L’Italia può così continuare a godere di un margine discrezionale dello 0,75% sul suo deficit e difendere la linea anti-austerità, mentre Juncker può permettersi, tra le righe, di scrollarsi di dosso l’etichetta di ottuso burocrate, confermando il suo impegno per una strategia di crescita e allentamento del processo di consolidamento fiscale.
Prosegue anche l’intesa sulla prosecuzione del piano Juncker per gli investimenti strategici, dopo che lo stesso Mario Draghi, nel corso della sua recente audizione presso la Commissione affari economici del Parlamento europeo, ha dato il pieno endorsement ad un più consistente rilancio degli investimenti pubblici nei Paesi Ue.
L’incontro tra Renzi e Juncker è stato inoltre preceduto da ambo i lati da dimostrazioni di buona volontà, nella forma di documenti strategici e di programmazione che hanno delineato le posizioni dei rispettivi attori.
Facendo seguito alle proposte di riforma dell’Unione Economica e Monetaria presentate a metà dello scorso anno, il Ministero delle Finanze ha infatti presentato un documento per una “Strategia Europea Condivisa su Crescita, Occupazione e Stabilità”, che sostanzialmente raccoglie la posizione italiana sulla governance economica attorno ad una richiesta di mutualizzazione e condivisione dei rischi.
Da par suo, la Commissione si è mostrata piuttosto accomodante nella presentazione del suo rapporto sugli squilibri macroeconomici previsto nel quadro del Semestre Europeo, lodando gli sforzi italiani nella riforma del lavoro e del settore bancario, pur senza nascondere i forti rischi per la crescita creati da sofferenze bancarie, alto debito pubblico ed elevata tassazione sul lavoro.
Banche, capitolo “trascurato”
Per ammissione dello stesso Renzi, Italia e Commissione rimangono distanti su un tema centrale come quello delle crisi bancarie, ma la questione non è stata direttamente affrontata.
Anche il documento del Ministero dell’economia non fa menzione di una revisione delle nuove norme sul bail-in, proposta tra gli altri dal governatore di Bankitalia Ignazio Visco nel discorso di fine gennaio presso il Congresso Assiom Forex e apprezzata da un largo fronte di attori sociali, da Confindustria a Cgil.
L’Italia, giunta con quasi un anno di ritardo nella trasposizione della direttiva Brrd (Bank Recovery and Resolution Directive) - dopo aver peraltro ricevuto un’allerta dalla stesa Commissione nel maggio 2015 - ha testato la nuova disciplina di risoluzione senza infatti aver messo in atto gli stessi adattamenti normativi che hanno permesso ad altri Paesi (Francia, Germania, Regno Unito tra gli altri) di chiarificare e delimitare le categorie di crediti aggredibili dal bail-in.

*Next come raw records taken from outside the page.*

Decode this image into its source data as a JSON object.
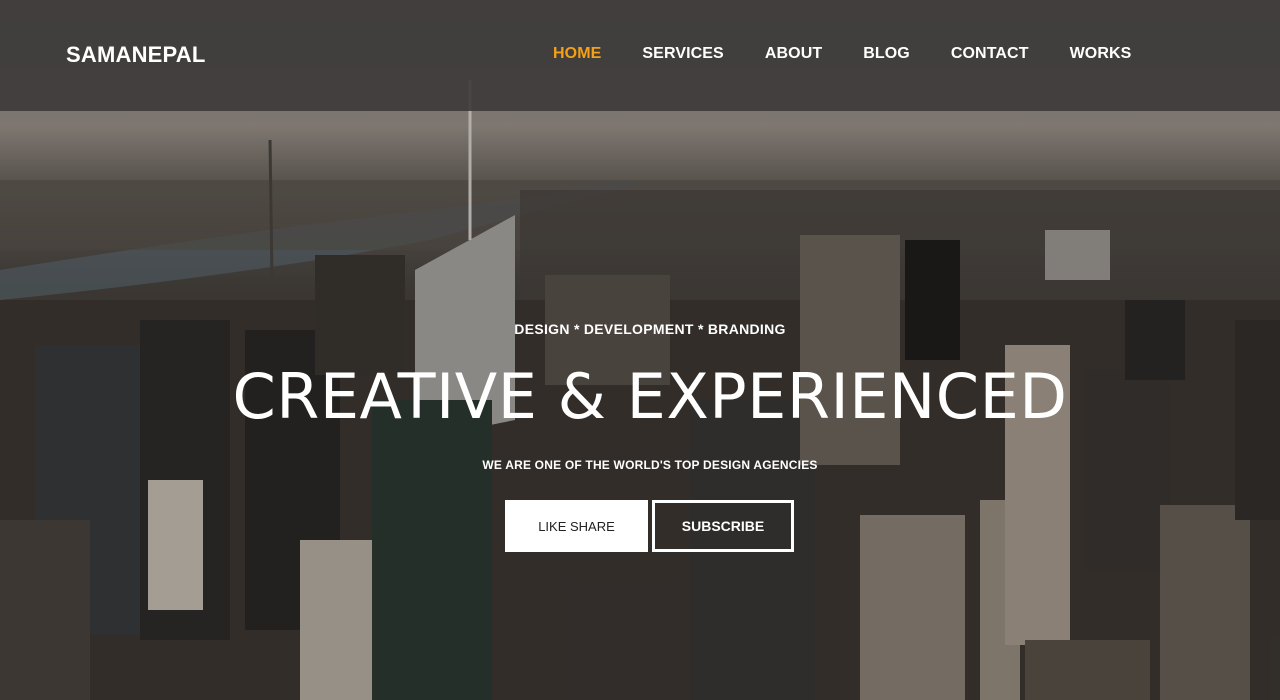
{
  "header": {
    "logo": "SAMANEPAL",
    "nav": [
      {
        "label": "HOME",
        "active": true
      },
      {
        "label": "SERVICES",
        "active": false
      },
      {
        "label": "ABOUT",
        "active": false
      },
      {
        "label": "BLOG",
        "active": false
      },
      {
        "label": "CONTACT",
        "active": false
      },
      {
        "label": "WORKS",
        "active": false
      }
    ]
  },
  "hero": {
    "tagline": "DESIGN * DEVELOPMENT * BRANDING",
    "headline": "CREATIVE & EXPERIENCED",
    "subline": "WE ARE ONE OF THE WORLD'S TOP DESIGN AGENCIES",
    "buttons": {
      "like_share": "LIKE SHARE",
      "subscribe": "SUBSCRIBE"
    }
  },
  "colors": {
    "accent": "#f5a016",
    "header_bg": "#3a3838",
    "text": "#ffffff"
  }
}
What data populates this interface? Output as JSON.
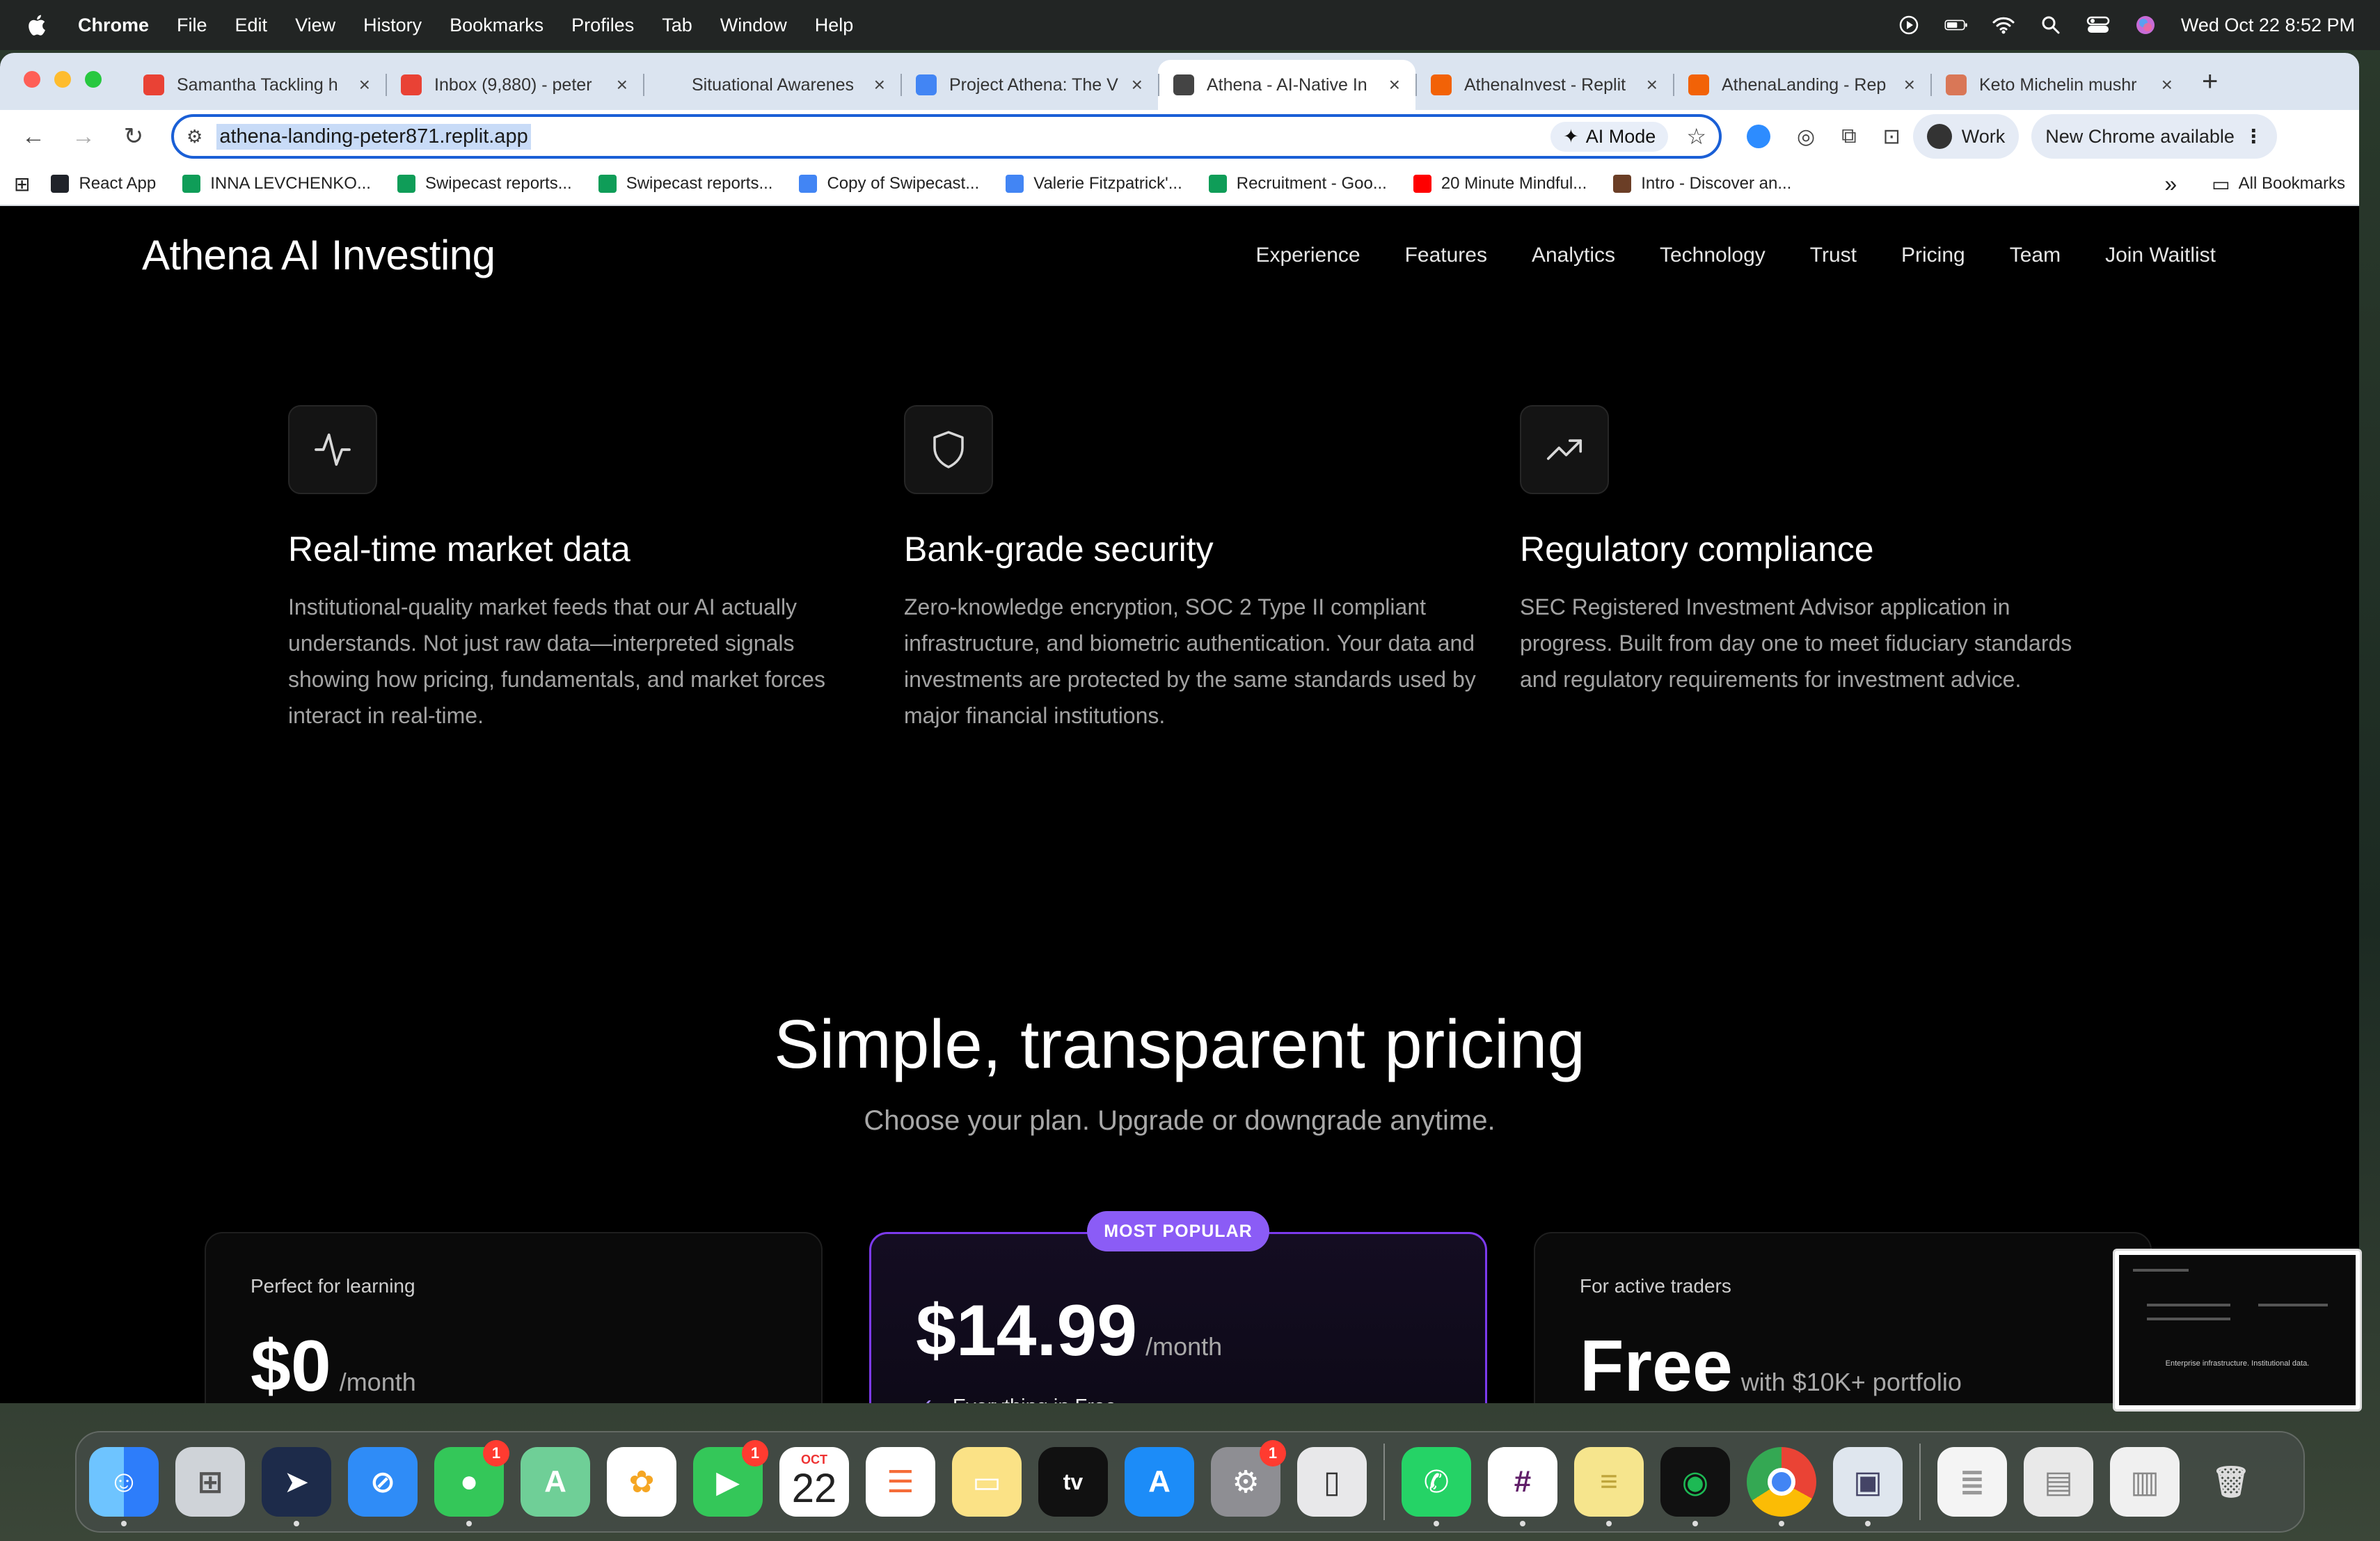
{
  "menubar": {
    "app": "Chrome",
    "items": [
      "File",
      "Edit",
      "View",
      "History",
      "Bookmarks",
      "Profiles",
      "Tab",
      "Window",
      "Help"
    ],
    "datetime": "Wed Oct 22  8:52 PM"
  },
  "tabs": [
    {
      "title": "Samantha Tackling h",
      "color": "#e94235"
    },
    {
      "title": "Inbox (9,880) - peter",
      "color": "#e94235"
    },
    {
      "title": "Situational Awarenes",
      "color": "#dbe4f0"
    },
    {
      "title": "Project Athena: The V",
      "color": "#4285f4"
    },
    {
      "title": "Athena - AI-Native In",
      "color": "#444444"
    },
    {
      "title": "AthenaInvest - Replit",
      "color": "#f26207"
    },
    {
      "title": "AthenaLanding - Rep",
      "color": "#f26207"
    },
    {
      "title": "Keto Michelin mushr",
      "color": "#d97757"
    }
  ],
  "toolbar": {
    "url": "athena-landing-peter871.replit.app",
    "ai_mode": "AI Mode",
    "profile": "Work",
    "update": "New Chrome available"
  },
  "bookmarks": {
    "items": [
      {
        "label": "React App",
        "color": "#61dafb"
      },
      {
        "label": "INNA LEVCHENKO...",
        "color": "#0f9d58"
      },
      {
        "label": "Swipecast reports...",
        "color": "#0f9d58"
      },
      {
        "label": "Swipecast reports...",
        "color": "#0f9d58"
      },
      {
        "label": "Copy of Swipecast...",
        "color": "#4285f4"
      },
      {
        "label": "Valerie Fitzpatrick'...",
        "color": "#4285f4"
      },
      {
        "label": "Recruitment - Goo...",
        "color": "#0f9d58"
      },
      {
        "label": "20 Minute Mindful...",
        "color": "#ff0000"
      },
      {
        "label": "Intro - Discover an...",
        "color": "#6b3e26"
      }
    ],
    "more": "»",
    "all": "All Bookmarks"
  },
  "page": {
    "brand": "Athena AI Investing",
    "nav": [
      "Experience",
      "Features",
      "Analytics",
      "Technology",
      "Trust",
      "Pricing",
      "Team",
      "Join Waitlist"
    ],
    "features": [
      {
        "icon": "activity-icon",
        "title": "Real-time market data",
        "text": "Institutional-quality market feeds that our AI actually understands. Not just raw data—interpreted signals showing how pricing, fundamentals, and market forces interact in real-time."
      },
      {
        "icon": "shield-icon",
        "title": "Bank-grade security",
        "text": "Zero-knowledge encryption, SOC 2 Type II compliant infrastructure, and biometric authentication. Your data and investments are protected by the same standards used by major financial institutions."
      },
      {
        "icon": "trending-up-icon",
        "title": "Regulatory compliance",
        "text": "SEC Registered Investment Advisor application in progress. Built from day one to meet fiduciary standards and regulatory requirements for investment advice."
      }
    ],
    "pricing_title": "Simple, transparent pricing",
    "pricing_subtitle": "Choose your plan. Upgrade or downgrade anytime.",
    "badge": "MOST POPULAR",
    "plans": [
      {
        "tagline": "Perfect for learning",
        "price": "$0",
        "period": "/month"
      },
      {
        "tagline": "",
        "price": "$14.99",
        "period": "/month",
        "feature": "Everything in Free"
      },
      {
        "tagline": "For active traders",
        "price": "Free",
        "period": "with $10K+ portfolio"
      }
    ]
  },
  "thumbnail": {
    "caption": "Enterprise infrastructure. Institutional data."
  },
  "dock": {
    "apps": [
      "Finder",
      "Launchpad",
      "Spark",
      "Safari",
      "Messages",
      "Maps",
      "Photos",
      "FaceTime",
      "Calendar",
      "Reminders",
      "Notes",
      "TV",
      "App Store",
      "System Settings",
      "iPhone Mirroring",
      "WhatsApp",
      "Slack",
      "Stickies",
      "Spotify",
      "Chrome",
      "Preview"
    ],
    "calendar_month": "OCT",
    "calendar_day": "22",
    "badges": {
      "messages": "1",
      "facetime": "1",
      "settings": "1"
    }
  }
}
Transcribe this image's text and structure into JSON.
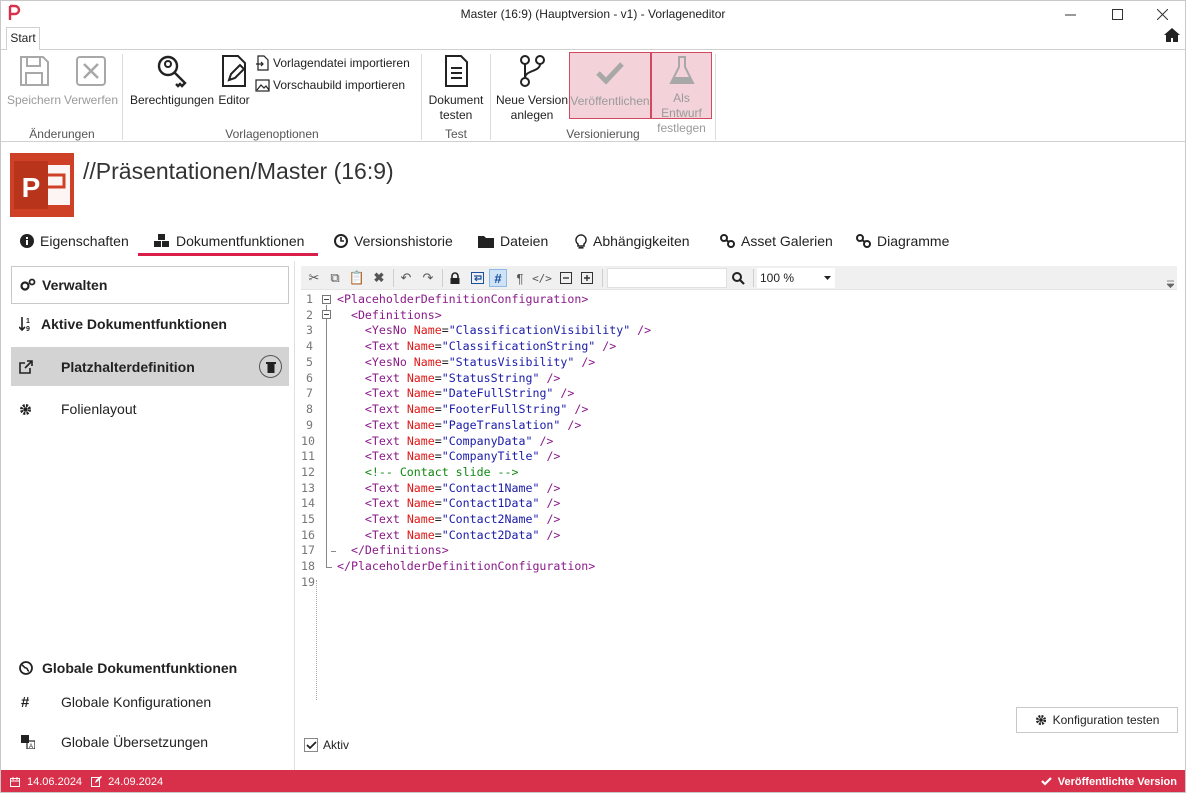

Lo stop che la DG Concorrenza ha inoltre imposto all’utilizzo preventivo del Fondo Interbancario di Garanzia dei Depositi, per incompatibilità con la disciplina europea degli aiuti di Stato, sposta la strategia italiana sul raggiungimento a breve dell’Edis, il sistema europeo di garanzia dei depositi, terzo pilastro a completamento dell’architettura dell’unione bancaria.
La Commissione ha già presentato a dicembre una proposta legislativa sulla quale l’Italia trova la forte opposizione della Germania: Berlino vuole ridurre ulteriormente i rischi - in particolare quelli legati all’esposizione al debito sovrano, altro tasto dolente per Roma - prima di pensare alla mutualizzazione.
Politicizzazione della Commissione
Rimandato anche il confronto sulla maggiore politicizzazione della Commissione, sino ad ora descritta come tecnocratica e impopolare, esplicitata da Renzi nell’idea delle primarie per l’elezione del suo Presidente.
Per la sua intensità, il confronto tra Renzi e Juncker avrebbe addirittura potuto richiamare alla mente il precedente tra Hallstein e De Gaulle, in un decennio - gli anni Sessanta - non a caso dominato dalla logica intergovernativa. La visita romana di Juncker ha invece raffreddato i toni, consolidando i punti d’intesa già esistenti, senza toccare tasti dolenti né cambiare passo (o verso) sui dossier più scottanti.
Antonio Scarazzini è direttore della rivista Europae e MA Candidate presso il Collège d’Europe di Bruges.